Every year, the flu almost goes extinct in temperate places like the United States. The key word is "almost." It stays afloat by constantly moving.
"It looks like it's hopping between different cities and different populations," says Sarah Cobey, a computational biologist at the University of Chicago.
The virus does an annual migration across the world, hitting the Southern Hemisphere during its winter, the Northern Hemisphere right about now, and hanging out in the tropics in between — especially in parts of Asia.
It's still unclear exactly why the flu ramps up when it does. What is clear is that the flu has been an annual bane of human existence for a long time.
"Probably centuries," Cobey says, estimating that before densely populated cities and long-distance travel, the virus strains likely had a tougher time bouncing between host populations.
It's also clear that the strains evolve quickly.
"The turnover rate in the flu population is really high, so all of the flu viruses that are circulating on the globe right now are actually going to be extinct in a couple years," Cobey says. But new strains will take their place.
Cobey's ultimate goal is a big one. "I'm really interested in the question of whether we can drive flu extinct in humans," she says.
Step one in Cobey's game plan is understanding how human bodies change in response to the virus. She says high-speed Darwinian evolution goes on inside everyone in response to changes in the flu population that people are exposed to. It's a complicated back-and-forth, happening at breakneck speed. About every eight hours the immune system makes new generations of cells tweaked to better attack invaders like the flu.
"Influenza is covered with these spikes, basically, on its surface," Cobey says. Those are proteins usually referred to as "H" and "N." The spikes allow the virus to attach to the host's cells and infect them, commandeering the cells to replicate. In response, the immune system produces antibodies that attach to the spikes on the surface of the virus, blocking it from entering cells. But influenza mutates so often that the spikes frequently change shape, sometimes in ways that prevent antibodies from attaching to them.
"And so this is how flu is constantly outrunning the immune system," Cobey says.
That's one of the reasons why Cobey doesn't expect we'll get rid of the flu anytime soon.
A universal vaccine that would protect people from all influenza strains is in the works, though nowhere near production.
"I'd say that we're not going to be getting rid of [the flu] anytime soon," Cobey says. But in the meantime, our immune systems are doing a pretty good job of keeping up. And, of course, vaccination gives the body a better chance at fighting off the seasonal scourge.
Whether it's a shot in the arm or a spray up the nostril, the vaccine gives the immune system a preview of what strains to expect.
Derek Smith at the University of Cambridge is one of the people who figures out what goes in the vaccine each year. He's an evolutionary biologist, virologist, and a mapmaker. Smith's lab studies how the strains of flu virus evolve — specifically, how the outer coat of proteins change.
Researchers like Smith look at about 20,000 strains of flu from throat swabs of sick people in about 100 countries across the globe. Then they map how far the viruses floating around in this year's coughs and sneezes have strayed from last year's versions. They put all that information into tables.
"These tables are a little bit like the mileage chart that says how many miles it is between different cities," Smith says. They show how the pattern of proteins coating each virus cell has changed from year to year.
Twice a year virus experts get together, usually in Geneva. In February, they decide what will go in the vaccine for the Southern Hemisphere. In September, they decide what will go in the vaccine for the Northern Hemisphere. To do so, they whip out tables and maps like the ones Smith makes. If a virus has evolved so that human antibodies won't recognize it as well, "that's the moment when the strain of flu that's in the vaccine needs to be updated," says Smith.

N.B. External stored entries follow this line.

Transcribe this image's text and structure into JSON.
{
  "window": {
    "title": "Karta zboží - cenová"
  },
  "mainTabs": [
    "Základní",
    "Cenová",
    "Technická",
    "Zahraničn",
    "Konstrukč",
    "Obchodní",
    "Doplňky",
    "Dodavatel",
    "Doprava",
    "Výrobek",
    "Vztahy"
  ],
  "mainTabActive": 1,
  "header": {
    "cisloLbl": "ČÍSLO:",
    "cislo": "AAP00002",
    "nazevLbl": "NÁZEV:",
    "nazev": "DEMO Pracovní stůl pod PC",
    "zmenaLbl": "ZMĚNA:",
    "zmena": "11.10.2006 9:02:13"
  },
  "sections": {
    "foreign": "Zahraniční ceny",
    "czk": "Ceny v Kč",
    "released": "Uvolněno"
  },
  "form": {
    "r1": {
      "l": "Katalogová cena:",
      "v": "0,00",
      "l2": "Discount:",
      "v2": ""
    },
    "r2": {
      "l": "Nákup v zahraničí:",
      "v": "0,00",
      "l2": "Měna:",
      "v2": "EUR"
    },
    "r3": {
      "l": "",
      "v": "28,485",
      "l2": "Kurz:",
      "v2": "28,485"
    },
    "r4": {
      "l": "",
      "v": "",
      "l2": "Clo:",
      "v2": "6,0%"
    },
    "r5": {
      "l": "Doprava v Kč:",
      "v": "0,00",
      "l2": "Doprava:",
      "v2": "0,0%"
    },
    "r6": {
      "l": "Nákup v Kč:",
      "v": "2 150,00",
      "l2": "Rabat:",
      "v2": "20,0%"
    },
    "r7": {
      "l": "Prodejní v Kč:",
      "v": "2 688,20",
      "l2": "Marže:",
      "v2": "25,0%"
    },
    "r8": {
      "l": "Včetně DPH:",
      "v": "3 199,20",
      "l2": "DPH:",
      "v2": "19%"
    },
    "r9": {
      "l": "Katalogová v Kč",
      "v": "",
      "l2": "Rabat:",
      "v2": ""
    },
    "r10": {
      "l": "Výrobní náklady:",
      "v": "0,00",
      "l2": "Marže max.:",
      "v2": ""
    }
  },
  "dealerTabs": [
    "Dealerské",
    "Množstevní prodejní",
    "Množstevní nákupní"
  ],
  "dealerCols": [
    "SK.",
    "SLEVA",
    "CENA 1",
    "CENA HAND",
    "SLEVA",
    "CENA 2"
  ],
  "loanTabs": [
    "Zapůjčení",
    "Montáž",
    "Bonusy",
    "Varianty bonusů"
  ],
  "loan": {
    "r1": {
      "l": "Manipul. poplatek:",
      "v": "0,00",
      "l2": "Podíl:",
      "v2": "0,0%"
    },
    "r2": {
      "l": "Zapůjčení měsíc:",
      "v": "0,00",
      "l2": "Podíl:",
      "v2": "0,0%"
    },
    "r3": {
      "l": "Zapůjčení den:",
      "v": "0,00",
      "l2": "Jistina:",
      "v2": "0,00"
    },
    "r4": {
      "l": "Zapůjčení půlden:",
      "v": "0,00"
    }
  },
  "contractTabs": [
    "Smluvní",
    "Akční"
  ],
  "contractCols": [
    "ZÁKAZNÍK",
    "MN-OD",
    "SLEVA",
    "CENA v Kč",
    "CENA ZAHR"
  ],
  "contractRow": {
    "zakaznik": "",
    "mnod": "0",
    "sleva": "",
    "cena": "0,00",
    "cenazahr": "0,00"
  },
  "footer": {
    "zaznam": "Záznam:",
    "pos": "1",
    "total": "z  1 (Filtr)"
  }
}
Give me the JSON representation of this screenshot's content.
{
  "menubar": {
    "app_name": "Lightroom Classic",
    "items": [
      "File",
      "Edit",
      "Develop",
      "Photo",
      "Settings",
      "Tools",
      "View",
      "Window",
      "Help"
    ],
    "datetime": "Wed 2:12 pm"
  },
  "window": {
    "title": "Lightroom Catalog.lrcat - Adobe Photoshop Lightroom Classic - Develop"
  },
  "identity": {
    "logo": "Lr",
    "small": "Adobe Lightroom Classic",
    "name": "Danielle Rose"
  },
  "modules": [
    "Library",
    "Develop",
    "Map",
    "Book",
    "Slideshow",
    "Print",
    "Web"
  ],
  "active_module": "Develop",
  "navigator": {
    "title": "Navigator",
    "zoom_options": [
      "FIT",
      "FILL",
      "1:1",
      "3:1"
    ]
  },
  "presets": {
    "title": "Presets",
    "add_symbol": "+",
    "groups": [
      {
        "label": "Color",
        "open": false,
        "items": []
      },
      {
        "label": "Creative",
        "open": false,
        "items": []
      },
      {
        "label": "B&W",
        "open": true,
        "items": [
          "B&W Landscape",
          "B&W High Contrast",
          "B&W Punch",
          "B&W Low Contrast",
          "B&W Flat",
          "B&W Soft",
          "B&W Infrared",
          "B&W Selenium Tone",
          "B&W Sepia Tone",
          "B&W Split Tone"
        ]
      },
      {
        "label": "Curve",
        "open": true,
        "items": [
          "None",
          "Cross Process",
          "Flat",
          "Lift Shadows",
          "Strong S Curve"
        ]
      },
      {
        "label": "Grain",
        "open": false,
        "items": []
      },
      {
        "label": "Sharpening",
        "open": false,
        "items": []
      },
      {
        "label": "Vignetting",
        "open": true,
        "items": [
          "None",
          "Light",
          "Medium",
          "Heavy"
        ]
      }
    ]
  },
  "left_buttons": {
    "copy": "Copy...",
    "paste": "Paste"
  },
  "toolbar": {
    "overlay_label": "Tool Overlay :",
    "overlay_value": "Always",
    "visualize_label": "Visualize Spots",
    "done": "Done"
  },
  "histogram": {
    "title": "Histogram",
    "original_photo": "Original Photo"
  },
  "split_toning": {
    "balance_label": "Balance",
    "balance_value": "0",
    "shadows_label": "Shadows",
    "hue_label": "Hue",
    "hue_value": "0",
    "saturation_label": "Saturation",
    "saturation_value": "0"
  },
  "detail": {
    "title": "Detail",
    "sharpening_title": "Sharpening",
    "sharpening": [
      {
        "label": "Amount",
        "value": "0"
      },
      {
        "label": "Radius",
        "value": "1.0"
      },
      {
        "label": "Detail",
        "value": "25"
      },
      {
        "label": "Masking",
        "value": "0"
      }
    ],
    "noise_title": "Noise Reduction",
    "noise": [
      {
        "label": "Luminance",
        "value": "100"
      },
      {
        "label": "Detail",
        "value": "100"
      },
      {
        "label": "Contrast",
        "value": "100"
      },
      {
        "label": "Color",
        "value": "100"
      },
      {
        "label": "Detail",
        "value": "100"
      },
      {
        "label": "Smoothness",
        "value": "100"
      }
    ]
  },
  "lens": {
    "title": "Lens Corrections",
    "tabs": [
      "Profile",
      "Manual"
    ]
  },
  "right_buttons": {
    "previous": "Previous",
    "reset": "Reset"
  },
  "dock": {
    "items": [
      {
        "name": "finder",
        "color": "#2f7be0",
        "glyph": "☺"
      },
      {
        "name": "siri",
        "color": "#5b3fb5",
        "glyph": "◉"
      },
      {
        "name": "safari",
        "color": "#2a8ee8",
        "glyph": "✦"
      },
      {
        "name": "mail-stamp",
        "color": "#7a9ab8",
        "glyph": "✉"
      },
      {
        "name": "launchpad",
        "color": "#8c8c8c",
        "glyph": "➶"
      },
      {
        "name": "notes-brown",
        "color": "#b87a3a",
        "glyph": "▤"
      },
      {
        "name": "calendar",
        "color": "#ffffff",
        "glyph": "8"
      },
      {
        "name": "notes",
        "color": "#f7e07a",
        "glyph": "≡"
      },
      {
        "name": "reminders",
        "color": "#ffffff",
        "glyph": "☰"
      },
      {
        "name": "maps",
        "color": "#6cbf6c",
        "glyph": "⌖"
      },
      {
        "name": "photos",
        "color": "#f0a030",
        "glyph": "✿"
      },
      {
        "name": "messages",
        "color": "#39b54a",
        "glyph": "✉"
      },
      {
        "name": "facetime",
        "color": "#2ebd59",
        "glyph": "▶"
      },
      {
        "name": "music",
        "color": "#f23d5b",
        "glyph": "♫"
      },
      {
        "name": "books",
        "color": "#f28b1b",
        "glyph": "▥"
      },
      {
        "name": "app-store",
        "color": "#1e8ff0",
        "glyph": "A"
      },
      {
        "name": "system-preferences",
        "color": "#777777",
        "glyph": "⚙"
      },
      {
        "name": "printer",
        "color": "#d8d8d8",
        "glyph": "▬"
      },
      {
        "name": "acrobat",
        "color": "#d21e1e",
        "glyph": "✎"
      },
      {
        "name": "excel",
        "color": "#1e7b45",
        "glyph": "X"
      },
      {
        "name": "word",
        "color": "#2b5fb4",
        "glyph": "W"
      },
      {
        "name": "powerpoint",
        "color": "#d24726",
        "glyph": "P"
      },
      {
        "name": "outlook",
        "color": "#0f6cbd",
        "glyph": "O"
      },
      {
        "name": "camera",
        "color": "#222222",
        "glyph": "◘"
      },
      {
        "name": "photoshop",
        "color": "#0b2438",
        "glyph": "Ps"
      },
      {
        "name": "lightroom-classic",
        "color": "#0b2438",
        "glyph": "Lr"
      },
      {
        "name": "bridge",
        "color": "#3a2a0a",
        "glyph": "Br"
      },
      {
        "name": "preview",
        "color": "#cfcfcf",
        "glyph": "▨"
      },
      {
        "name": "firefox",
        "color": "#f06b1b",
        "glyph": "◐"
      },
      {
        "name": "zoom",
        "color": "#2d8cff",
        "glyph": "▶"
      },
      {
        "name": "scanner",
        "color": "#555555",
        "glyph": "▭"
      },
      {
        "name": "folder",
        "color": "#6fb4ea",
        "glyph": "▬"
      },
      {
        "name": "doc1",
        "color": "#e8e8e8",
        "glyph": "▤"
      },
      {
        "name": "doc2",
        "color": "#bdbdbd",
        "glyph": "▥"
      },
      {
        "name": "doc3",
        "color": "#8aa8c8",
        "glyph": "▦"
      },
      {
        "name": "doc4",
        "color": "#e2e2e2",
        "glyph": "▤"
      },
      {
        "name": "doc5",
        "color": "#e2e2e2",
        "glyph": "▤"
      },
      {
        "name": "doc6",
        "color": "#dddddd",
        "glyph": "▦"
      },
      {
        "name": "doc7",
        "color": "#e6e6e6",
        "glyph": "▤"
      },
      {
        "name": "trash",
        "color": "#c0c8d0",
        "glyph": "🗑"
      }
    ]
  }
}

The committee then comes out with a list of the four strains most likely to make people sick, and vaccine manufacturers get moving. In the U.S., they make about 200 million doses in a matter of months.
"And it's rarely the case that more than one of those strains will change," Smith says.
Here's the snag: sometimes they do, if there's a mismatch for one of the strains like there was last year. But a person will typically still be protected from the other strains in the shot, which means the best first line of defense against flu is still the seasonal vaccine.
This year's vaccine is intended to protect against strains similar to the H1N1 strain behind the 2009 swine flu pandemic, viruses like an H3N2 strain first identified in Switzerland in 2013, and two other strains that have been circulating in humans for much longer.